Scenario 1: sometimes there are many similar or repeated layers in the network. We will generally consider creating them with a for loop, such as:
class net6(nn.Module): def __init__(self): super(net6, self).__init__() self.linears = nn.ModuleList([nn.Linear(10, 10) for i in range(3)]) def forward(self, x): for layer in self.linears: x = layer(x) return x net = net6() print(net) # net6( # (linears): ModuleList( # (0): Linear(in_features=10, out_features=10, bias=True) # (1): Linear(in_features=10, out_features=10, bias=True) # (2): Linear(in_features=10, out_features=10, bias=True) # ) # )
This is a general method, but if we don't want to be so troublesome, we can also use Sequential, as shown in net7! Note the * operator, which can split a list into independent elements. So in scenario 1, I personally think it is more convenient and tidy to use net7
class net7(nn.Module): def __init__(self): super(net7, self).__init__() self.linear_list = [nn.Linear(10, 10) for i in range(3)] self.linears = nn.Sequential(*self.linears_list) def forward(self, x): self.x = self.linears(x) return x net = net7() print(net) # net7( # (linears): Sequential( # (0): Linear(in_features=10, out_features=10, bias=True) # (1): Linear(in_features=10, out_features=10, bias=True) # (2): Linear(in_features=10, out_features=10, bias=True) # ) # )
Let's consider scenario 2. When we need the information of the previous layer, such as the shortcut structure in ResNets or the skip architecture used in FCN, the results of the current layer need to be integrated with the results of the previous layer.

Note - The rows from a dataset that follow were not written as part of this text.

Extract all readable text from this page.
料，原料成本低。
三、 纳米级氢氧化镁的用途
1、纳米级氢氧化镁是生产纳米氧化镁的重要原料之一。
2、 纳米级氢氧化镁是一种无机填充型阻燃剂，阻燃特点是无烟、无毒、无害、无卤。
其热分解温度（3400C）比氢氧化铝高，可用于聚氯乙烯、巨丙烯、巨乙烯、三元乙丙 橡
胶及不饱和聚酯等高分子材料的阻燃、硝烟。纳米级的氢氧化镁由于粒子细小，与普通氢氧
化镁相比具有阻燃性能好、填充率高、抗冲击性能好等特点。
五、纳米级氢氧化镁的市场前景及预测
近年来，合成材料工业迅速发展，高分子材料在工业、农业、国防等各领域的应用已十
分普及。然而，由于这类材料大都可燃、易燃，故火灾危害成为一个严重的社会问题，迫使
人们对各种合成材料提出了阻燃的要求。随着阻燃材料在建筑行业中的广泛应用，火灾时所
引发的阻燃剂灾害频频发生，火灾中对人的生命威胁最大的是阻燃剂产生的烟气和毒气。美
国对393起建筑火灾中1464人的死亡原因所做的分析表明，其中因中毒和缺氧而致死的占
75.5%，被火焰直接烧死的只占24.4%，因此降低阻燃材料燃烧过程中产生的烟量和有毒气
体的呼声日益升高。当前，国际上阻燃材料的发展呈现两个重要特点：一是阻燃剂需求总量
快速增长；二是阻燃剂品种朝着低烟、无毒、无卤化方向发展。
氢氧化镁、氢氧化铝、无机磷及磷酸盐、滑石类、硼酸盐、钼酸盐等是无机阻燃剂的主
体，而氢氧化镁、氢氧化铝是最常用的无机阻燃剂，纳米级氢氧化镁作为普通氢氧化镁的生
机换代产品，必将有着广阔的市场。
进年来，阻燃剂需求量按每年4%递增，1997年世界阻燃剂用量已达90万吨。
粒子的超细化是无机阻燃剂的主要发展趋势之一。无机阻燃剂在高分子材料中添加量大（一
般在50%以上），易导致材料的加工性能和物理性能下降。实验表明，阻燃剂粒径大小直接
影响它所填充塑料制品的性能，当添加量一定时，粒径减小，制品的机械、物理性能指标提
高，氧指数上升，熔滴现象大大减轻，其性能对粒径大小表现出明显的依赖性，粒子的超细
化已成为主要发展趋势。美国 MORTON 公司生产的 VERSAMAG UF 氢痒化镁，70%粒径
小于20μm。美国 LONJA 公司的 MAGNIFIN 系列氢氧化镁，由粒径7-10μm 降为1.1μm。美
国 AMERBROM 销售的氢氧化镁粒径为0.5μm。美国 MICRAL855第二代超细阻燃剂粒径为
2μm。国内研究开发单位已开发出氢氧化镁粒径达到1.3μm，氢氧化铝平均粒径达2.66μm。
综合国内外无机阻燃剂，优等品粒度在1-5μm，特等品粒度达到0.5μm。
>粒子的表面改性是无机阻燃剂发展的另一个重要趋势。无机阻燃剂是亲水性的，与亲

Generally, it is more convenient to use ModuleList. A very simple example is as follows:
class net8(nn.Module): def __init__(self): super(net8, self).__init__() self.linears = nn.ModuleList([nn.Linear(10, 20), nn.Linear(20, 30), nn.Linear(30, 50)]) self.trace = [] def forward(self, x): for layer in self.linears: x = layer(x) self.trace.append(x) return x net = net8() input = torch.randn(32, 10) output = net(input) for each in net.trace: print(each.shape) # torch.Size([32, 20]) # torch.Size([32, 30]) # torch.Size([32, 50])
We use a trace list to store the output results of each layer of the network, so that it can be easily called if the later layer needs to be used.
summary
In this article, we learned the two nn containers of ModuleList and Sequential through some examples. ModuleList is a list that stores various modules. These modules have no connection and do not realize the forward function. However, compared with ordinary Python list, ModuleList can automatically register the modules and parameters added to it on the network. The modules in Sequential need to be arranged in order. To ensure that the input and output sizes of adjacent layers match, the internal forward function has been realized, which can make the code cleaner. In different scenarios, if both are applicable, it depends on personal preferences. It is highly recommended that you look at the model implementation code under PyTorch's official TorchVision, and you can learn a lot of network construction skills.